We heard also from Canon Carter, on the unique dignity of a priest as “a necessary link in the chainwork of the Divine purposes”, and from George Hickes (1642-1715), urging us not to jettison words like “priest” and “sacerdotal” in hasty fear of erroneous doctrines such as those condemned in Article XXXI, but to bring them back to the evangelical doctrine of the Fathers.

Underlying Dean Hickes’s comments was a widespread experience (see e.g. Bishop Hall), that parties opposed to the catholic doctrine of priesthood were associated with a secularisation of worship and morals.
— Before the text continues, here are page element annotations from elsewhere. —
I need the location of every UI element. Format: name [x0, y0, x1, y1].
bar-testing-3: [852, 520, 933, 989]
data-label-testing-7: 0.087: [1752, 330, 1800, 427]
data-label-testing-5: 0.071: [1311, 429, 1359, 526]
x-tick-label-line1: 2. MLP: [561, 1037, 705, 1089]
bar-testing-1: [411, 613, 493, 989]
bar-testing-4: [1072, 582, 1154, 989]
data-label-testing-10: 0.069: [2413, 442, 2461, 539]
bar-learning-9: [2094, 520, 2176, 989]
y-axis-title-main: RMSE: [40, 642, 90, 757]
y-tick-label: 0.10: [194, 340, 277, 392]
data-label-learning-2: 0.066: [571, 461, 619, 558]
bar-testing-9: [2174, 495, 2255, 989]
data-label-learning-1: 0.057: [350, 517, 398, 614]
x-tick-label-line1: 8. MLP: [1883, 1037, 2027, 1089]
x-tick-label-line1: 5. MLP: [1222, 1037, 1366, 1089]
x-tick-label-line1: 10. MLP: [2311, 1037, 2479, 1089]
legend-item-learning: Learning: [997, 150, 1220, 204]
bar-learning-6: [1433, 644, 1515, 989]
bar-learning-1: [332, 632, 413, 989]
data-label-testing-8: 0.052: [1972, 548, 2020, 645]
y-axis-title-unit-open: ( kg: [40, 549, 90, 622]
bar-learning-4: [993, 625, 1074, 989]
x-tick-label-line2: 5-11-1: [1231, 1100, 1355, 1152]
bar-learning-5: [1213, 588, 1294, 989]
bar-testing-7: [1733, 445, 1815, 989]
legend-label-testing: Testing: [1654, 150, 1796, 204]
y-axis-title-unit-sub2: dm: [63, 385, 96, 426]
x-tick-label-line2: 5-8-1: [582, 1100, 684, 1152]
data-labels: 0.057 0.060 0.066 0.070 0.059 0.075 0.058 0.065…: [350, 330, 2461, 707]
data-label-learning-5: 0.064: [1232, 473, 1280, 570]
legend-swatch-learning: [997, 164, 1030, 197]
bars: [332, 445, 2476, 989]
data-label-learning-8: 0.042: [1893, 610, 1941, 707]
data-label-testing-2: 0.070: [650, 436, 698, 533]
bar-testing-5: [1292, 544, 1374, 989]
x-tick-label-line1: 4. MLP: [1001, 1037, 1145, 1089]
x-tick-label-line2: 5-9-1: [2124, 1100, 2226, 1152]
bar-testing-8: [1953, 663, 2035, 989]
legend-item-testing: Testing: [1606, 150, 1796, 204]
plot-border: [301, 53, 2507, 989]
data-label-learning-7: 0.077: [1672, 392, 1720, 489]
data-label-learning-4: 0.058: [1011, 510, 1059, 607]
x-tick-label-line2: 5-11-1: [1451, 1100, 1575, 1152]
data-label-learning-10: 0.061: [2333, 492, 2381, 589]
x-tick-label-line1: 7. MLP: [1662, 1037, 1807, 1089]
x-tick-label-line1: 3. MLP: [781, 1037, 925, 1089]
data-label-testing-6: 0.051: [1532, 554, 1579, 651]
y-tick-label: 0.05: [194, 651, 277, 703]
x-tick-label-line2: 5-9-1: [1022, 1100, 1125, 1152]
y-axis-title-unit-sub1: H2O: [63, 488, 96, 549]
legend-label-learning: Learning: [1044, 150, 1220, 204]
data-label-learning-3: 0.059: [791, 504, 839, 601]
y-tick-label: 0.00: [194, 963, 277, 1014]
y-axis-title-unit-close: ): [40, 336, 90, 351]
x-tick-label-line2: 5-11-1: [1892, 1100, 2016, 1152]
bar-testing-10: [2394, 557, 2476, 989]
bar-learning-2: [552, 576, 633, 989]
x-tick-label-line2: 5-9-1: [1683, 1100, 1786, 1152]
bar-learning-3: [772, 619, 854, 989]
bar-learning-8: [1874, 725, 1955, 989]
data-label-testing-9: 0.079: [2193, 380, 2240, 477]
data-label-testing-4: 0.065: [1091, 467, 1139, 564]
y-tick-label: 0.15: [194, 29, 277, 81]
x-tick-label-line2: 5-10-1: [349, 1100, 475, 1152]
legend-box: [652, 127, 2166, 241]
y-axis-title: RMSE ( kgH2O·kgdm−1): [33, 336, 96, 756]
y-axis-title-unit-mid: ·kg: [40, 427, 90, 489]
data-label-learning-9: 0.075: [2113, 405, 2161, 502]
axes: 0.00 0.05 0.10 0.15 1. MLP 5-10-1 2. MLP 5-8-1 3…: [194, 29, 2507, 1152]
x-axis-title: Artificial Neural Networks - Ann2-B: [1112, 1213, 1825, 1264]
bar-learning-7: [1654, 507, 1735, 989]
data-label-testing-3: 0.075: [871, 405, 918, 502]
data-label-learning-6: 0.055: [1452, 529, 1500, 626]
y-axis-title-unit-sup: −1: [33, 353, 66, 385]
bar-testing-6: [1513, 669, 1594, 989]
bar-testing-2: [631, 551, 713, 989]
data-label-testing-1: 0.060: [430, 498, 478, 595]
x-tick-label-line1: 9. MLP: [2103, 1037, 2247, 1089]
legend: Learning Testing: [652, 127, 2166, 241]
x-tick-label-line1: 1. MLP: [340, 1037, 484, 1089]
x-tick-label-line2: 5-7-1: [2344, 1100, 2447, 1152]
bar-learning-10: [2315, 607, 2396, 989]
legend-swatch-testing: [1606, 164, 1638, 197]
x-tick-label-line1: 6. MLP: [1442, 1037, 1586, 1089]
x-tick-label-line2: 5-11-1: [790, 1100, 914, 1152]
AS long as the People are taught the true Nature of the Christian Ministry, to be, as really it is, a true and proper Priesthood, and that their Ministers are true, and proper Priests ordained by God to stand before him as Advocates for them, and before them for him as his Oracles to bless them in his Name, so long they will honour, and reverence them, as Priests; but when they are pleased to strip themselves of that part of their Character, and Relation to God, to which those Powers belong, and which above any other makes their Ministry, and them, as Church Ministers, venerable, and holy, then they’ll soon find the Veneration of the People begin to decay, and by degrees wear off into utter Contempt, when they have once laid aside the Notion of their being Orators, and Advocates ordained by God to intercede with him for them; which, Sir, their Flocks can no longer retain, than they believe them to be proper Priests. [...]

BUT neither are these, Sir, all the ill Consequences of this Doctrine, which must also tempt Clergymen themselves, who believe it, to have a lower, and meaner Idea of their Ministry, and not to think their Order to be of that Dignity, and Holiness; and so separate from the World, as it is, and the ancient Christians believed it to be.

They cannot have that Honour, and Reverence for it, as they themselves ought to have, if they do not believe it to be a true Priesthood, nor will they distinguish themselves so carefully, as it becomes Ministers of Christ, from other Men by the singular Piety of their Lives, and the Gravity of their Garb, and Behaviour, if they do not believe themselves to be Priests; I doubt nor, Sir, but that their Latitude of Opinion in this point is one of the Reasons, why so many Ministers of late are more than ever secularised in their Conversation, and without Reverence to them selves, conform themselves, and Families, to the sinful Fashions, and Vanities of the World, against which they ought to preach with one Mouth, and with the Zeal of a Cyprian, a Basil, a Gregory, an Ambrose, or Chrysostom, lift up their Voices, like Trumpets, and not spare the greatest of Men.

Christian Priesthood Asserted. Chapter III.